S&P yesterday cut its credit rating of the EFSF by one notch to AA+, three days after it cut the ratings of France and Austria by the same margin. The other two major ratings agencies, Fitch and Moody's, have not downgraded the EFSF and still rate France as AAA.
The EFSF successfully sold €1.5 billion of new six months bills in an auction earlier today which drew total bids worth €4.66 billion.
The Japanese government bought €120 million of the bills, its finance ministry confirmed.
Germany's Bundesbank, whose systems were used to conduct the sale, said the weighted average yield was 0.2664 per cent.
The yield on the EFSF bond due in 2016 rose seven basis points to 2.14 per cent following today's auction.
Mr Regling said he met investors in Thailand and Singapore on this trip and planned to go to Japan soon. He said it was "no big secret" which investors he met, although he declined to identify any of them when pressed on whether Singapore's large sovereign wealth funds were on his agenda.
"I don't go at the last minute when I need the money," Mr Regling said, adding that his aim was to keep in constant contact with potential investors to ensure that bond sales continue to go smoothly.
He said the EFSF has had no difficulty finding buyers, although Asian investors were somewhat more reticent in the most recent offering, earlier in January. Asian investors took up about 25 per cent of that issuance, down from about 40 per cent in previous rounds, Mr Regling said.
"We have to see whether it was an outlier or a new trend," he said, referring to the slackening demand from Asia.
Asia accounts for the overwhelming majority of the world's foreign exchange reserves, so it is important for the EFSF to continue to draw strong demand from the region.
He expressed confidence that the European Stability Mechanism, which is designed to replace the temporary EFSF, would be operational in July despite disagreements over some of the finer points. All 17 euro zone members must approve the ESM.
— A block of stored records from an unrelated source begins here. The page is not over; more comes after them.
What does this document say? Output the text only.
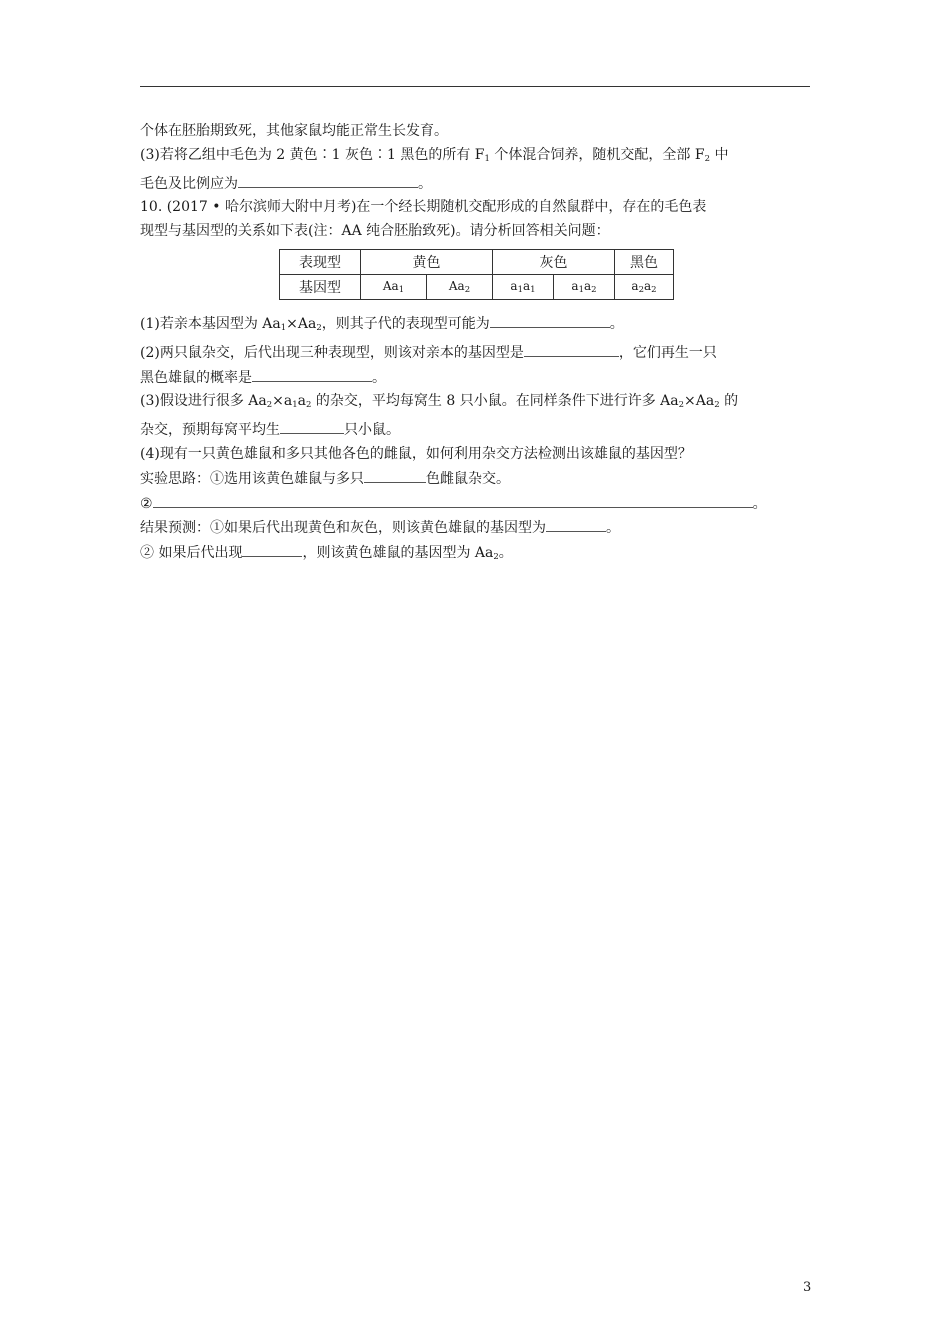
个体在胚胎期致死，其他家鼠均能正常生长发育。

(3)若将乙组中毛色为 2 黄色∶1 灰色∶1 黑色的所有 $F_1$ 个体混合饲养，随机交配，全部 $F_2$ 中

毛色及比例应为	。

10. (2017 • 哈尔滨师大附中月考)在一个经长期随机交配形成的自然鼠群中，存在的毛色表

现型与基因型的关系如下表(注：AA 纯合胚胎致死)。请分析回答相关问题：

(1)若亲本基因型为 $Aa_1\times Aa_2$，则其子代的表现型可能为	。

(2)两只鼠杂交，后代出现三种表现型，则该对亲本的基因型是	，它们再生一只

黑色雄鼠的概率是	。

(3)假设进行很多 $Aa_2\times a_1a_2$ 的杂交，平均每窝生 8 只小鼠。在同样条件下进行许多 $Aa_2\times Aa_2$ 的

杂交，预期每窝平均生	只小鼠。

(4)现有一只黄色雄鼠和多只其他各色的雌鼠，如何利用杂交方法检测出该雄鼠的基因型？

实验思路：①选用该黄色雄鼠与多只	色雌鼠杂交。

②	。

结果预测：①如果后代出现黄色和灰色，则该黄色雄鼠的基因型为	。

② 如果后代出现	，则该黄色雄鼠的基因型为 $Aa_2$。

表现型	黄色		灰色		黑色
基因型	$Aa_1$	$Aa_2$	$a_1a_1$	$a_1a_2$	$a_2a_2$
3
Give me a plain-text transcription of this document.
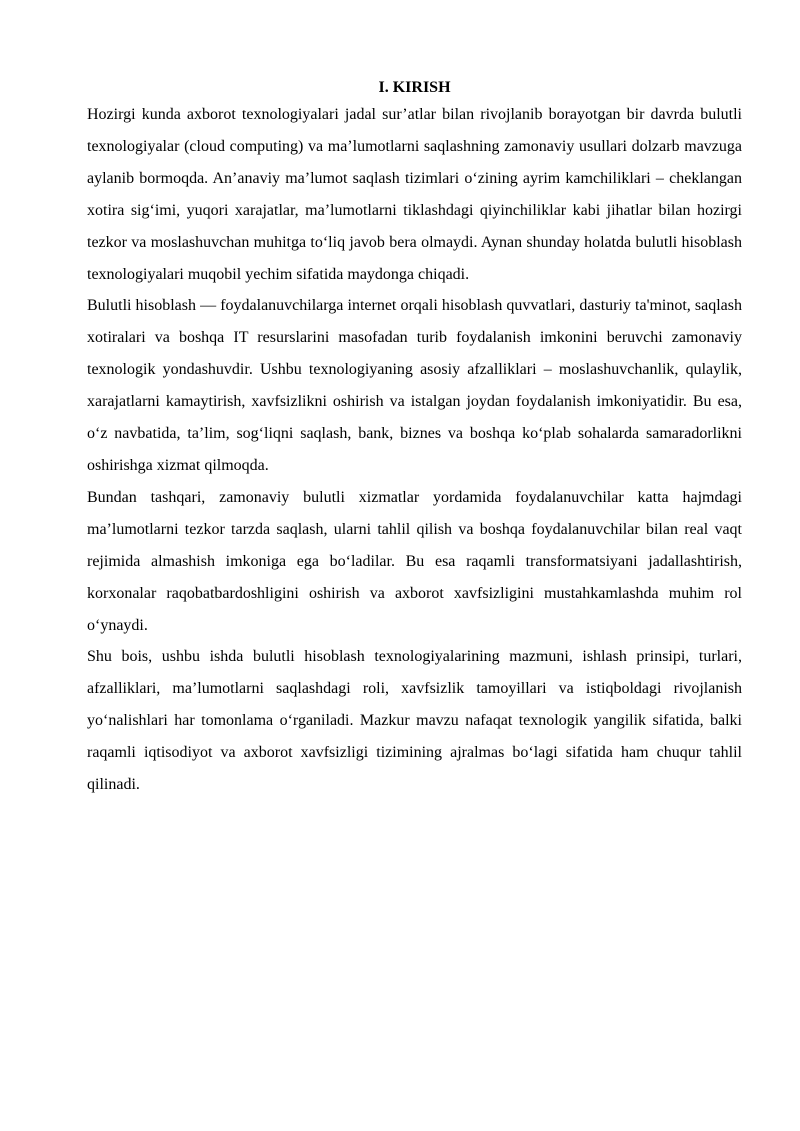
I. KIRISH

Hozirgi kunda axborot texnologiyalari jadal sur’atlar bilan rivojlanib borayotgan bir davrda bulutli texnologiyalar (cloud computing) va ma’lumotlarni saqlashning zamonaviy usullari dolzarb mavzuga aylanib bormoqda. An’anaviy ma’lumot saqlash tizimlari o‘zining ayrim kamchiliklari – cheklangan xotira sig‘imi, yuqori xarajatlar, ma’lumotlarni tiklashdagi qiyinchiliklar kabi jihatlar bilan hozirgi tezkor va moslashuvchan muhitga to‘liq javob bera olmaydi. Aynan shunday holatda bulutli hisoblash texnologiyalari muqobil yechim sifatida maydonga chiqadi.

Bulutli hisoblash — foydalanuvchilarga internet orqali hisoblash quvvatlari, dasturiy ta'minot, saqlash xotiralari va boshqa IT resurslarini masofadan turib foydalanish imkonini beruvchi zamonaviy texnologik yondashuvdir. Ushbu texnologiyaning asosiy afzalliklari – moslashuvchanlik, qulaylik, xarajatlarni kamaytirish, xavfsizlikni oshirish va istalgan joydan foydalanish imkoniyatidir. Bu esa, o‘z navbatida, ta’lim, sog‘liqni saqlash, bank, biznes va boshqa ko‘plab sohalarda samaradorlikni oshirishga xizmat qilmoqda.

Bundan tashqari, zamonaviy bulutli xizmatlar yordamida foydalanuvchilar katta hajmdagi ma’lumotlarni tezkor tarzda saqlash, ularni tahlil qilish va boshqa foydalanuvchilar bilan real vaqt rejimida almashish imkoniga ega bo‘ladilar. Bu esa raqamli transformatsiyani jadallashtirish, korxonalar raqobatbardoshligini oshirish va axborot xavfsizligini mustahkamlashda muhim rol o‘ynaydi.

Shu bois, ushbu ishda bulutli hisoblash texnologiyalarining mazmuni, ishlash prinsipi, turlari, afzalliklari, ma’lumotlarni saqlashdagi roli, xavfsizlik tamoyillari va istiqboldagi rivojlanish yo‘nalishlari har tomonlama o‘rganiladi. Mazkur mavzu nafaqat texnologik yangilik sifatida, balki raqamli iqtisodiyot va axborot xavfsizligi tizimining ajralmas bo‘lagi sifatida ham chuqur tahlil qilinadi.
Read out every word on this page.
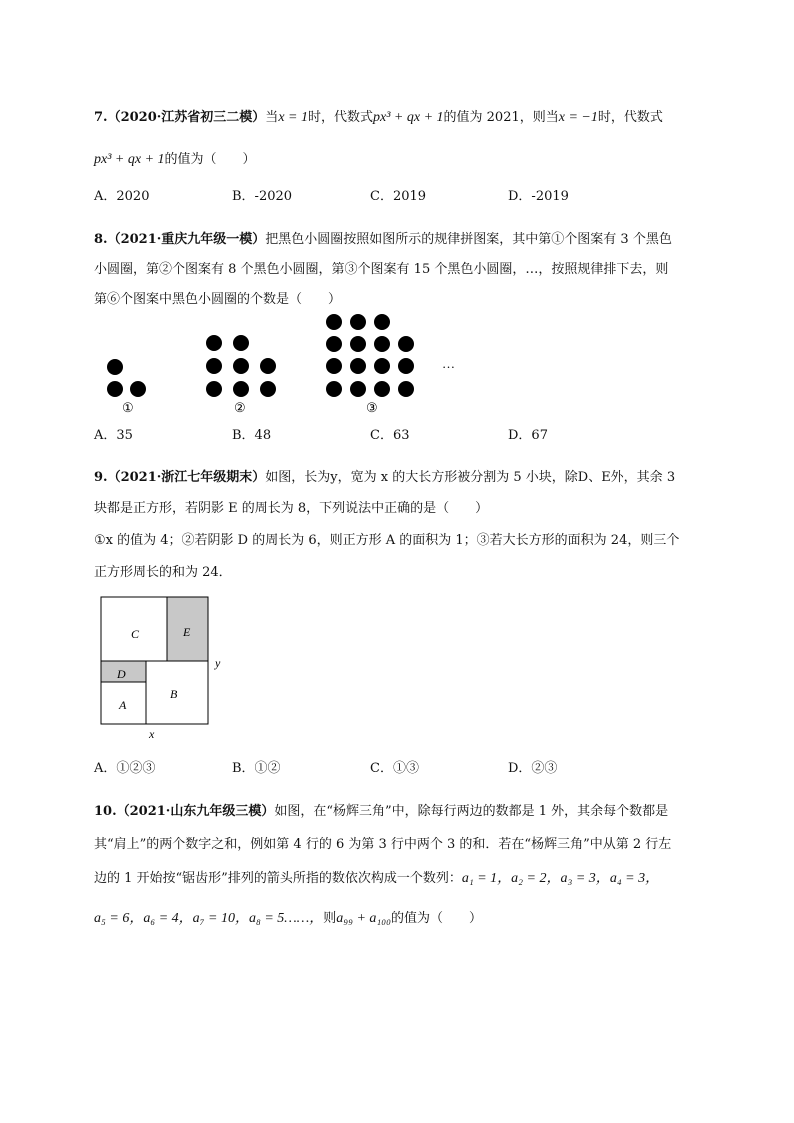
7.（2020·江苏省初三二模）当x = 1时，代数式px³ + qx + 1的值为 2021，则当x = −1时，代数式
px³ + qx + 1的值为（　　）
A．2020	B．-2020	C．2019	D．-2019
8.（2021·重庆九年级一模）把黑色小圆圈按照如图所示的规律拼图案，其中第①个图案有 3 个黑色
小圆圈，第②个图案有 8 个黑色小圆圈，第③个图案有 15 个黑色小圆圈，…，按照规律排下去，则
第⑥个图案中黑色小圆圈的个数是（　　）
…
①	②	③
A．35	B．48	C．63	D．67
9.（2021·浙江七年级期末）如图，长为y，宽为 x 的大长方形被分割为 5 小块，除D、E外，其余 3
块都是正方形，若阴影 E 的周长为 8，下列说法中正确的是（　　）
①x 的值为 4；②若阴影 D 的周长为 6，则正方形 A 的面积为 1；③若大长方形的面积为 24，则三个
正方形周长的和为 24．
C	E
D
A
B
y
x
A．①②③	B．①②	C．①③	D．②③
10.（2021·山东九年级三模）如图，在“杨辉三角”中，除每行两边的数都是 1 外，其余每个数都是
其“肩上”的两个数字之和，例如第 4 行的 6 为第 3 行中两个 3 的和．若在“杨辉三角”中从第 2 行左
边的 1 开始按“锯齿形”排列的箭头所指的数依次构成一个数列：a₁ = 1，a₂ = 2，a₃ = 3，a₄ = 3，
a₅ = 6，a₆ = 4，a₇ = 10，a₈ = 5……，则a₉₉ + a₁₀₀的值为（　　）
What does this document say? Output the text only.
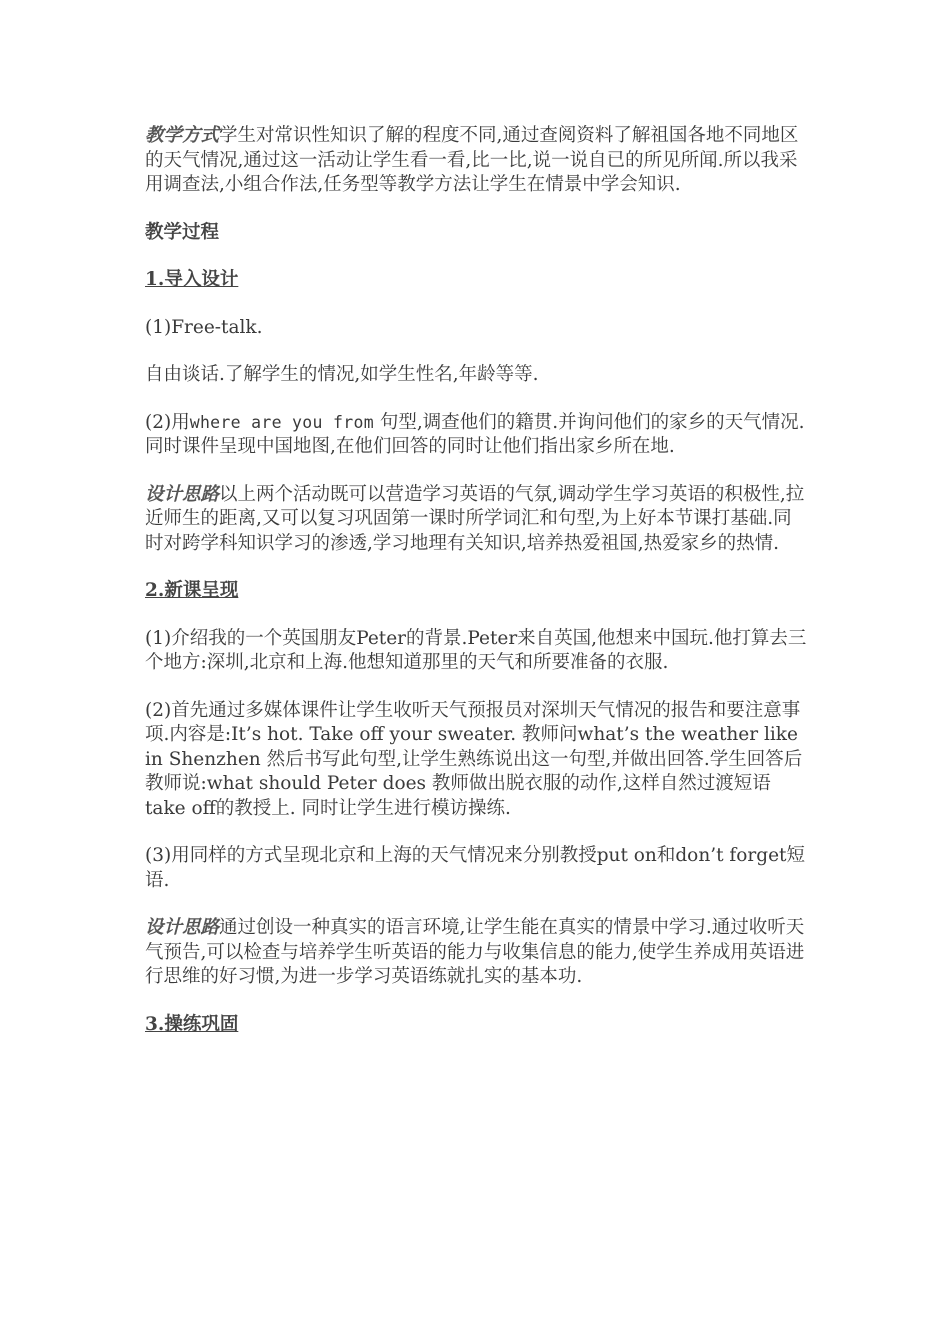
教学方式学生对常识性知识了解的程度不同,通过查阅资料了解祖国各地不同地区的天气情况,通过这一活动让学生看一看,比一比,说一说自已的所见所闻.所以我采用调查法,小组合作法,任务型等教学方法让学生在情景中学会知识.

教学过程

1.导入设计

(1)Free-talk.

自由谈话.了解学生的情况,如学生性名,年龄等等.

(2)用where are you from 句型,调查他们的籍贯.并询问他们的家乡的天气情况.同时课件呈现中国地图,在他们回答的同时让他们指出家乡所在地.

设计思路以上两个活动既可以营造学习英语的气氛,调动学生学习英语的积极性,拉近师生的距离,又可以复习巩固第一课时所学词汇和句型,为上好本节课打基础.同时对跨学科知识学习的渗透,学习地理有关知识,培养热爱祖国,热爱家乡的热情.

2.新课呈现

(1)介绍我的一个英国朋友Peter的背景.Peter来自英国,他想来中国玩.他打算去三个地方:深圳,北京和上海.他想知道那里的天气和所要准备的衣服.

(2)首先通过多媒体课件让学生收听天气预报员对深圳天气情况的报告和要注意事项.内容是:It’s hot. Take off your sweater. 教师问what’s the weather like in Shenzhen 然后书写此句型,让学生熟练说出这一句型,并做出回答.学生回答后教师说:what should Peter does 教师做出脱衣服的动作,这样自然过渡短语take off的教授上. 同时让学生进行模访操练.

(3)用同样的方式呈现北京和上海的天气情况来分别教授put on和don’t forget短语.

设计思路通过创设一种真实的语言环境,让学生能在真实的情景中学习.通过收听天气预告,可以检查与培养学生听英语的能力与收集信息的能力,使学生养成用英语进行思维的好习惯,为进一步学习英语练就扎实的基本功.

3.操练巩固
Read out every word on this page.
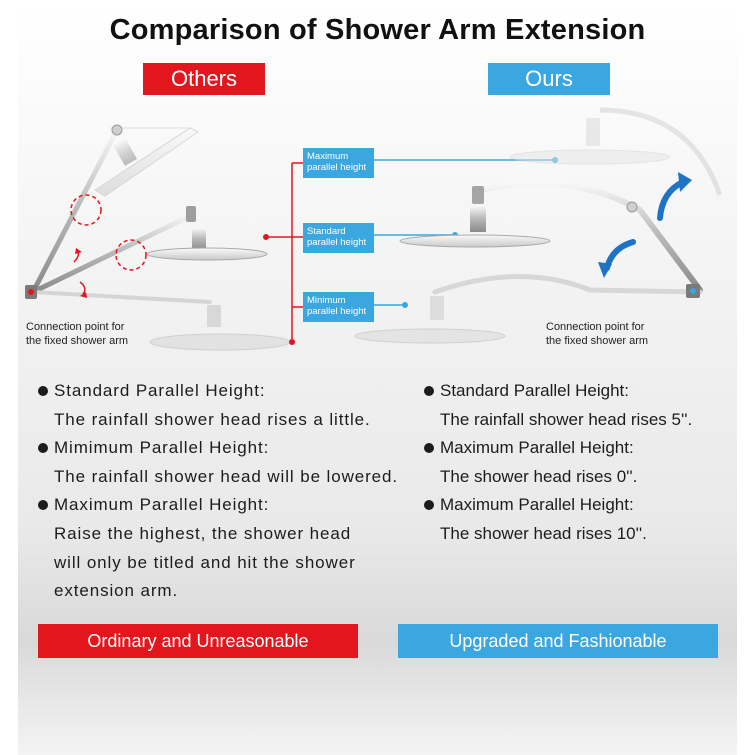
Comparison of Shower Arm Extension
Others	Ours
Maximum
parallel height
Standard
parallel height
Minimum
parallel height
Connection point for
the fixed shower arm
Connection point for
the fixed shower arm
Standard Parallel Height:
The rainfall shower head rises a little.
Mimimum Parallel Height:
The rainfall shower head will be lowered.
Maximum Parallel Height:
Raise the highest, the shower head
will only be titled and hit the shower
extension arm.
Standard Parallel Height:
The rainfall shower head rises 5''.
Maximum Parallel Height:
The shower head rises 0''.
Maximum Parallel Height:
The shower head rises 10''.
Ordinary and Unreasonable	Upgraded and Fashionable
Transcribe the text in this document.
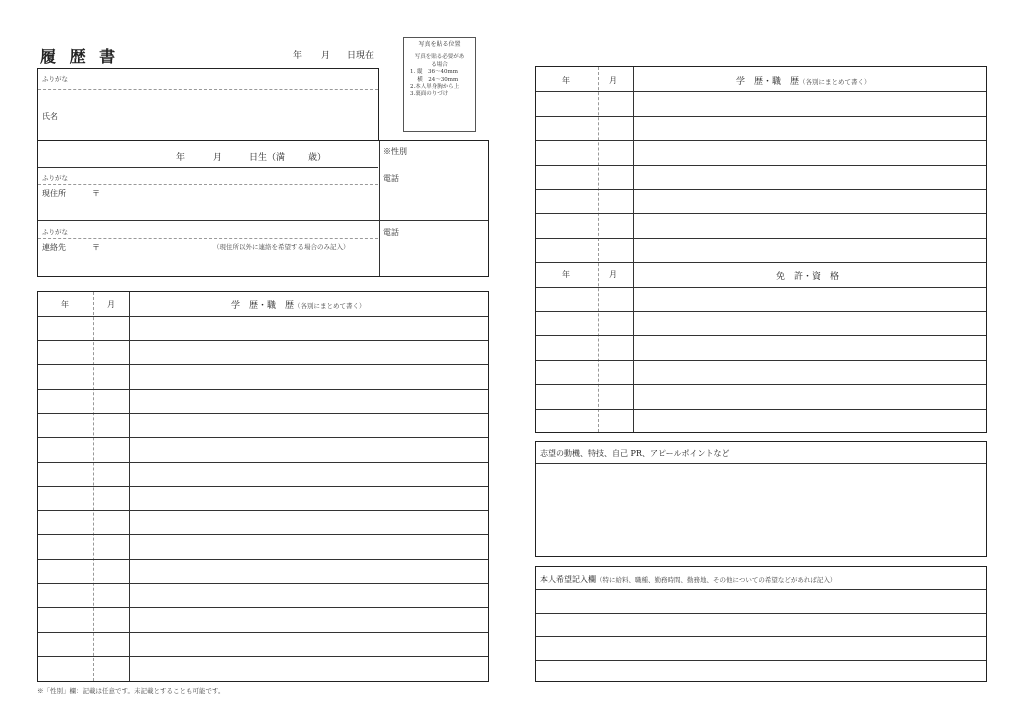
履 歴 書	年 月 日現在
写真を貼る位置
写真を貼る必要があ
る場合
1. 縦　36～40mm
　 横　24～30mm
2.本人単身胸から上
3.裏面のりづけ
ふりがな
氏名
年	月	日生（満	歳）
※性別
ふりがな
現住所	〒
電話
ふりがな
連絡先	〒	（現住所以外に連絡を希望する場合のみ記入）
電話
年	月	学　歴・職　歴（各別にまとめて書く）
※「性別」欄：記載は任意です。未記載とすることも可能です。
年	月	学　歴・職　歴（各別にまとめて書く）
年	月	免　許・資　格
志望の動機、特技、自己 PR、アピールポイントなど
本人希望記入欄（特に給料、職種、勤務時間、勤務地、その他についての希望などがあれば記入）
"The probability that everything will be in place by July is very high," Mr Regling said.
The EFSF was set up by the 17 euro zone governments in May 2010 and has so far been used to provide emergency loans to Ireland and Portugal. It is also expected to contribute to a second bailout of Greece.
The fund has an effective lending capacity of €440 billion, which depends on guarantees, mainly from the euro zone's AAA countries, only four of which now remain: Germany, Luxembourg, Finland and the Netherlands.
Mr Regling said repeatedly that investors were underestimating both the euro zone's growth prospects and the firepower amassed among the various rescue programmes in place or in progress. He dismissed the possibility of a euro zone breakup.
"No country will be forced to leave the euro area," he said. "We are family, and no family member is forced out as a policy objective."